In the capital Naypyitaw, a team of Turkish and local rescue workers used an endoscopic camera to locate Naing Lin Tun on a lower floor of the damaged hotel where he worked. They pulled him gingerly through a hole jackhammered through a floor and loaded him on to a gurney nearly 108 hours after he was first trapped.

Shirtless and covered in dust, the 26-year-old appeared weak but conscious in a video released by the local fire department, as he was fitted with an IV drip and taken away. State-run MRTV reported later in the day another 26-year-old was saved from the same building, more than 121 hours after the quake struck.

Another man was rescued by a team of Malaysian and local crews from a collapsed home in the Sagaing township, near the epicenter of the earthquake close to Myanmar’s second largest city, Mandalay.

The earthquake also rocked neighboring Thailand, causing the collapse of a high-rise building under construction in Bangkok. One body was removed from the rubble early Wednesday, raising the death total in Bangkok to 22 with 35 injured, primarily at the construction site.

The Three Brotherhood Alliance, one of a powerful group of militias that has taken a large swath of the country from the military, announced a unilateral one-month ceasefire on Tuesday to facilitate the humanitarian response. The shadow opposition National Unity Government founded by lawmakers ousted in 2021 had already called a ceasefire for its forces.

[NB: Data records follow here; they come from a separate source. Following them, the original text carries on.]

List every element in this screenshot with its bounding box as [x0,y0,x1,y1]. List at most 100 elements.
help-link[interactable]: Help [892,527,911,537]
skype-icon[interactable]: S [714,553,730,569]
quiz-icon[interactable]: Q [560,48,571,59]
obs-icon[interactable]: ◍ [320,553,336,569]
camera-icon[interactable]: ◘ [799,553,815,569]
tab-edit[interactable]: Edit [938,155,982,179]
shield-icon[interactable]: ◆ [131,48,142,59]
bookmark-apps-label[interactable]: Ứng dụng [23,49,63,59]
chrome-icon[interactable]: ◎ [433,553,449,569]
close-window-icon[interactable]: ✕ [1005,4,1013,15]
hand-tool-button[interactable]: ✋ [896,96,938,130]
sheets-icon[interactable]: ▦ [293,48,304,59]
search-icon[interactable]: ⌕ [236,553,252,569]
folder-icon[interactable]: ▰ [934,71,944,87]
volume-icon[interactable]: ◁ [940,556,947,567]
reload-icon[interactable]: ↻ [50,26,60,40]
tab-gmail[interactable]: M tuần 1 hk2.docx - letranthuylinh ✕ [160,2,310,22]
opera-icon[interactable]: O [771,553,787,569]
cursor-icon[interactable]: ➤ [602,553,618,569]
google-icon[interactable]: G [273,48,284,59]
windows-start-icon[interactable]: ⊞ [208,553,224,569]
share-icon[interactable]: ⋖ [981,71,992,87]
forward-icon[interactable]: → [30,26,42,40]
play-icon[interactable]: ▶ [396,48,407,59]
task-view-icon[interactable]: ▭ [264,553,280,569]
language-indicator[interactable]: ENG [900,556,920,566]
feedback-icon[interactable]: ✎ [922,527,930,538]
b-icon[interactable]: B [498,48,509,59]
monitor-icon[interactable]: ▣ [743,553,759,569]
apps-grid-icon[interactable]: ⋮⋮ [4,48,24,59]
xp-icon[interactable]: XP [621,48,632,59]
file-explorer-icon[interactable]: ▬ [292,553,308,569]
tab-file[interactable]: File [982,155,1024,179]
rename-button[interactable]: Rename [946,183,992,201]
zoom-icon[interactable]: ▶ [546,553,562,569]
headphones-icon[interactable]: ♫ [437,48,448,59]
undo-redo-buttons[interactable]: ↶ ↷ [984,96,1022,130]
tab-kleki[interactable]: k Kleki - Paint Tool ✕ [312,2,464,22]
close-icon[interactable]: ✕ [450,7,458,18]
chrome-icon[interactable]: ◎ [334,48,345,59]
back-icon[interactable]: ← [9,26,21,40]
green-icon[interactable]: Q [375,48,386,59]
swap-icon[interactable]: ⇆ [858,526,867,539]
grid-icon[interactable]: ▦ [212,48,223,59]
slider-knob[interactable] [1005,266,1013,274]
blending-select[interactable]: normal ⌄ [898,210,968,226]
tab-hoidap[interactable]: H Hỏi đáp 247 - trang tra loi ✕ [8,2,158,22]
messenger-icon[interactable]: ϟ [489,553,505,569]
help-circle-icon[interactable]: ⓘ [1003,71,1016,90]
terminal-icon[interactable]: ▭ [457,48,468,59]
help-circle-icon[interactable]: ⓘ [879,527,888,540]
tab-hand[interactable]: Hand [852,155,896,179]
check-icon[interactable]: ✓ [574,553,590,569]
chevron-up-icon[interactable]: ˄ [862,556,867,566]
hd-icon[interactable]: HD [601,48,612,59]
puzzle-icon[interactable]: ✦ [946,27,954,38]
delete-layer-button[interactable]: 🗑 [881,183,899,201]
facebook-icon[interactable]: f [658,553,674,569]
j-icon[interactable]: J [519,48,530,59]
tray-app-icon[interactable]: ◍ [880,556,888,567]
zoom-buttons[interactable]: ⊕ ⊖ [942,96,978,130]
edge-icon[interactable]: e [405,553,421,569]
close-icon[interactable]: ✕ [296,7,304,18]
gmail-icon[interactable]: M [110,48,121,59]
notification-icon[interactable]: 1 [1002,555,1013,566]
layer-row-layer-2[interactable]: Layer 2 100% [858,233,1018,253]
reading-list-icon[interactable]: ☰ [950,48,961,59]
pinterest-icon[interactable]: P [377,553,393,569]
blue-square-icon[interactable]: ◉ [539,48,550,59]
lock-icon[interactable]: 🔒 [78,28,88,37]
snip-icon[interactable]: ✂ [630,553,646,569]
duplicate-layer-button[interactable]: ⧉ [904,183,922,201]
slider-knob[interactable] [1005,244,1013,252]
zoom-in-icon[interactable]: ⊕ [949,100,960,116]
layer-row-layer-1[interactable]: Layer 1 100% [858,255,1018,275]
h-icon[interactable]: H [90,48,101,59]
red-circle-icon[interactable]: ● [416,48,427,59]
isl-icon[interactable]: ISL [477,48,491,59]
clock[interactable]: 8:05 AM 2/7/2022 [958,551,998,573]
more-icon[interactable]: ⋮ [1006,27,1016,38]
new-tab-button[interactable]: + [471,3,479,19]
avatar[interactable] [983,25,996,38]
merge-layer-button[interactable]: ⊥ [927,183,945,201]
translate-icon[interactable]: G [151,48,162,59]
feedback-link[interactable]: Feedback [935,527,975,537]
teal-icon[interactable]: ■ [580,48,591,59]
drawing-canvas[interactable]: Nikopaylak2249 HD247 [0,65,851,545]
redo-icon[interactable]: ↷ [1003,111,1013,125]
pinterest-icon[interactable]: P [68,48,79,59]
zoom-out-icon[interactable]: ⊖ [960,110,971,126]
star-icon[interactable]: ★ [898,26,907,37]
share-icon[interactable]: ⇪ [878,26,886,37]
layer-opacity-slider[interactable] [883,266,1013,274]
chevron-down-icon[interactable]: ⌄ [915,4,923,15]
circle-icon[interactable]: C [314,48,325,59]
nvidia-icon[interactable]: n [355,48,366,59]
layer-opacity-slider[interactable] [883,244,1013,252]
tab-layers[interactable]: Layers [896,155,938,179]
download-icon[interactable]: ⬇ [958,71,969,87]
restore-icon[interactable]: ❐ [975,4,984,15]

The announcements put pressure on the military government to follow suit, said Morgan Michaels, a Singapore-based analyst with the International Institute of Strategic Studies who runs its Myanmar Conflict Map project.
Even if the military does, it’s too early to say whether a pause in fighting could lead to something longer lasting, he said.

“There will be some, especially in the international community, who will hope that a humanitarian pause could be a building block for a wider de-escalation, but there will also be strong resistance from parts of Myanmar society that reject the idea of further negotiations with the regime,” he told The Associated Press.